Era stata a ridestarli l’aria fresca e sottile che vi rifluisce dal Monte Rosa e che, da tempo immemorabile, vi fa prosperare quella che usa chiamarsi industria alimentare.
Senonché i “nostri”, presi dal sacro fervore del pio pellegrinaggio, avevano dimenticato di rinnovare le provviste, e le bisacce cadevano desolatamente vuote sul dorso dell’asinello che li aveva seguiti nel lungo cammino. E poiché questo rosicchiava in quel momento con evidente soddisfazione un cardo offertosi alla sua onesta fame, fu suggerito da qualcuno che con uguale soddisfazione lo stesso asinello avrebbe potuto essere rosicchiato dagli affamati padroni, i quali, senza attendere oltre, si diedero a farne braciole. Pare tuttavia che queste rivelassero insospettata durezza, talché fu d’uopo ridurle in minuti frammenti e tenerne la pentola lungamente al fuoco.

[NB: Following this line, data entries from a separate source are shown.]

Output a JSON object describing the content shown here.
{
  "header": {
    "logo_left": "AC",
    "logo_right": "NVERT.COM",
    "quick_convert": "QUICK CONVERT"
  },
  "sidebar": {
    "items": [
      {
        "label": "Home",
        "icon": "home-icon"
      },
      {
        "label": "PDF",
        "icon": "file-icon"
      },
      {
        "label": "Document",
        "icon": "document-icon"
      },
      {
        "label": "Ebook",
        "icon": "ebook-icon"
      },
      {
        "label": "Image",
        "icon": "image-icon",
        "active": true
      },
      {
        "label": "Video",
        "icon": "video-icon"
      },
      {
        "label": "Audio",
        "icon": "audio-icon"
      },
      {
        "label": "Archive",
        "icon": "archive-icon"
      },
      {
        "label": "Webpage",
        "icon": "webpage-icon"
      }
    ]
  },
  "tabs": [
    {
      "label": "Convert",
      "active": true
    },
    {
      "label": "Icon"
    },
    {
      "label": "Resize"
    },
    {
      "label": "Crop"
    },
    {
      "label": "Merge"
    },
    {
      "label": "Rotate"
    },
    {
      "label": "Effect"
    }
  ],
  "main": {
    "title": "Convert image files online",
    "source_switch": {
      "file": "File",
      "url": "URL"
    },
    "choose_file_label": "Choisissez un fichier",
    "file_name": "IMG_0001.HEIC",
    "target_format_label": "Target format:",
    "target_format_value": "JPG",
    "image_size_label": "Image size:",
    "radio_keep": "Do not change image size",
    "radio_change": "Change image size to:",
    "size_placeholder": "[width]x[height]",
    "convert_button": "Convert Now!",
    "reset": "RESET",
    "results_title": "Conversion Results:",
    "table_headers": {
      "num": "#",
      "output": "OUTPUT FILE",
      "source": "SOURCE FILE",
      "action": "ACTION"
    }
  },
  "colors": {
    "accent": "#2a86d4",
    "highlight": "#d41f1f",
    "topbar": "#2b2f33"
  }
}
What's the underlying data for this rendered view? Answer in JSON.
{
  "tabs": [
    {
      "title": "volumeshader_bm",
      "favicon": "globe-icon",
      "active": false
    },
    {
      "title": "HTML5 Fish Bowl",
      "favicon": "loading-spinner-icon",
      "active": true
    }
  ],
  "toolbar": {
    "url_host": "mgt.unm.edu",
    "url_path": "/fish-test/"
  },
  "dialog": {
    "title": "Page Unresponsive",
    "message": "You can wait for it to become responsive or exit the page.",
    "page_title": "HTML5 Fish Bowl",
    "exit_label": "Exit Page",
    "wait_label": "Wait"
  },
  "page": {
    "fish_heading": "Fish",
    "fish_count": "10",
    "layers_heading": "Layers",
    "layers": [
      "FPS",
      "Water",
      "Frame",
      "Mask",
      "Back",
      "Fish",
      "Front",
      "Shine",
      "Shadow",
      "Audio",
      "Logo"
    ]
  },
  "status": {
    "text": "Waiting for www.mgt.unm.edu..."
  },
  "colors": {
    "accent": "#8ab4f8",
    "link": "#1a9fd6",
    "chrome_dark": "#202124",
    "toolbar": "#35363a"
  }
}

Sortì una vivanda che i “tredici”, giudicarono eccellente, e che li dispose siffattamente all’ottimismo da indurli a non riprendere il viaggio e a stabilirsi in un luogo che loro sembrò rivelato da San Giulio in persona. Il villaggio che ne nacque, è, col passare dei secoli divenuto città, e i suoi abitanti hanno da gran tempo dimenticato gli usi dei lontanissimi fondatori: non già però la vivanda che è forse all’origine della loro fortuna. E, sostituita con tenera carne di manzo finemente tritata quella bonaria dell’asino della storia, la gettano su un soffritto d’olio e burro profumato da rosmarino, lauro ed aglio; quindi la cuociono a fuoco lento, e quando tutto il sugo è assorbito, la mantengono umida e morbida irrorandola di buon vino nero. Dopo un’ora o poco più tutto è pronto, e può essere servito, meglio se con polenta ben cotta, e se sposato al generoso vino delle colline che si stendono da Maggiora sino a Gattinara e a Ghemme.”